Quick, name an artist from southern Oregon who has exhibited at 798? That’s right, me. Don’t worry, even if I named the gallery my photography exhibit was at, you likely wouldn’t be able to find it (smaller than a bedroom, bigger than a closet). My point is that over the past 4.5 years, I’ve spent some quality time in Beijing’s most popular art district. Since winter has finally acquiesced to the demands of spring, I ventured over to 798 to see how the old industrial complex, turned artist studios, turned art hub, turned café and souvenir shop magnet is holding up.
Like the flora and fauna around the capital, 798 is busy with activity as new galleries and shops are in a hurry to open now that the weather is better and the visitors are returning. If you are unfamiliar with the cyclical nature of the “art seasons” in 798, new shops and galleries open in the spring, flourish in the summer and fall, and die a slow death in winter due to neglect. The turnover rate there is staggering and this past winter, there were some major casualties, including two of my favorite galleries dedicated to photography. I spoke with one owner who said it is the rent that is driving the galleries away. Her landlord wanted to increase the gallery rent by 200% over the next two years. That makes my complaints about apartment rent hikes of 30-50% seem miniscule.
As I wandered through the spaces in the art district, I became a bit discouraged at how much less art there is than four years ago. I was ready to write the entire place off, and then I asked myself, “Self, why do most people come to 798?” Let’s be honest, most visitors are not looking to buy major works of art. They might buy an art book or two from an artist they discover, but dropping tens of thousands of dollars (I kept getting quotes in USD) on artwork is not in the cards for the average lover of art, let alone the casual observer.

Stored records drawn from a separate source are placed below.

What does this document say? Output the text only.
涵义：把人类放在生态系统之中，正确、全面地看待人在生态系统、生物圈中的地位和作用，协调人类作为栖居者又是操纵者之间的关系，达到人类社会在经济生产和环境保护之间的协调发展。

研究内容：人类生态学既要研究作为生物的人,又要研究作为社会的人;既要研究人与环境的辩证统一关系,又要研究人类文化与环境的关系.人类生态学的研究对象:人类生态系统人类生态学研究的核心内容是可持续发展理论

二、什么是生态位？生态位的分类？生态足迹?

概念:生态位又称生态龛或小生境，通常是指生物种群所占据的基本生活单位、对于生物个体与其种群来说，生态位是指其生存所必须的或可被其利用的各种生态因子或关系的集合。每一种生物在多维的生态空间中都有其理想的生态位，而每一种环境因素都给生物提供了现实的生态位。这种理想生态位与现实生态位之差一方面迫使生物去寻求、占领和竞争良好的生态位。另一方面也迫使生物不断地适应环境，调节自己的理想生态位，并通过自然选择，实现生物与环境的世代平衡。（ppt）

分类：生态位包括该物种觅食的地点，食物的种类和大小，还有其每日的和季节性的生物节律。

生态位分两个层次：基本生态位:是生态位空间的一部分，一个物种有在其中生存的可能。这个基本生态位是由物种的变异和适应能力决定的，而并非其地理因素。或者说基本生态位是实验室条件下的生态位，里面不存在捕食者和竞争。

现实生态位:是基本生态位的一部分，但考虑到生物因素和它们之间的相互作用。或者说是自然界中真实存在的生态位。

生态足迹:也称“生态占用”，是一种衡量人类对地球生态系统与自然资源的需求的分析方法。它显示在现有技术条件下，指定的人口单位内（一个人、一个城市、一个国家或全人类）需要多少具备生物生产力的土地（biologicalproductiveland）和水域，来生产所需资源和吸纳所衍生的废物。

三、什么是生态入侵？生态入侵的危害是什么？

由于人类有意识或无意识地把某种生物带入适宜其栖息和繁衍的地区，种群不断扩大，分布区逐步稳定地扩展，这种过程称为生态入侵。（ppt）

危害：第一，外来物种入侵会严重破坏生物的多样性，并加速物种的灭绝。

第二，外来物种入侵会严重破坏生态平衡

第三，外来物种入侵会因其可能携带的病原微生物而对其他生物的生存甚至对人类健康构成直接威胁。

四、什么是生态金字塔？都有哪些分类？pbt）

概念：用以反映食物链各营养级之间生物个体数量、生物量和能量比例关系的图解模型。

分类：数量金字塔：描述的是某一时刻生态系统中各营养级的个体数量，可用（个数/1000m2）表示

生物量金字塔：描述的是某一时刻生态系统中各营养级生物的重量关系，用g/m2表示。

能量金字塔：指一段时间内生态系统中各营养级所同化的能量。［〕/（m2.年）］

No, I think most people go to 798 to have a relaxing time: enjoy a good meal, a fabulous coffee or cool beverage, take a nice stroll, maybe buy some trinkets to take home for the kids, and see some art. My mind put at ease, I reevaluated 798 and quickly came up with the following conclusion – 798 is a great place for a day out. Heck, with a few hours you can have a great little escape from the bustle of the city. So here are my hints for a good outing to the art district.
Leave the kids at school and go on a weekday. Have your spouse take a half-day off from work and make it a date. Trust me, things are more relaxed when the place is not crawling with weekend warriors.
A number of cafes have stood the test of time and continue to please the hungry. The Cave Café has a great lunch special where you can get two courses for RMB78 or add a desert course and get all three for RMB98. Down the road, At Café serves up some good pasta, and Timezone 8 has some great sandwiches. All have outdoor seating, and all three serve up some refreshing cold beverages, but I’m partial to the iced tea at Timezone 8. For an outstanding cup of coffee, head to one of the two Café Flatwhites in 798 and try a Flatwhite Coffee. I don’t even care that much for coffee and I have to fight the urge to order two. They also have a tasty menu.
Food taken care of, on to the art! Still acting like an anchor in the art zone is the Ullens Center for Contemporary Art (UCCA). This place does art on a grand scale, but they do charge a small admission fee of RMB20 (admission is free on Thursdays). Management at UCCA tried to operate a restaurant for years and finally gave up and opened another store instead. Smart move as the store was busy even on a Thursday afternoon. I believe it is indicative of how hard art spaces must work to produce enough income to keep the door open. Though the gallery is free on Thursdays, the day I went they were hosting a private corporate event. It is an inconvenience, but if it keeps the UCCA open and bringing in great works of art, I can live with it.
Two other galleries not to be missed right now are Pace Beijing and Zero Art Center. Pace is holding a solo exhibition of artist Hong Hao featuring paper and photography works. His sense of order and space are striking, despite the ordinary items he uses in his themes. This exhibit is worth returning for. Zero is holding the 2013 First Contemporary Sculpture Exhibition of Female Sculptors featuring graduates and some students from key art institutions. The themes are notably different from many of their male counterparts. It is a large enough collection that there is likely something to appeal to everyone who visits it.
Lastly, take in some shops and simply enjoy the street artists, couples being photographed in wedding clothes, and the graffiti art peppered around the district. It will be an enjoyable day and you won’t have any trouble getting back in time to meet the kids. You deserve a day out. Enjoy.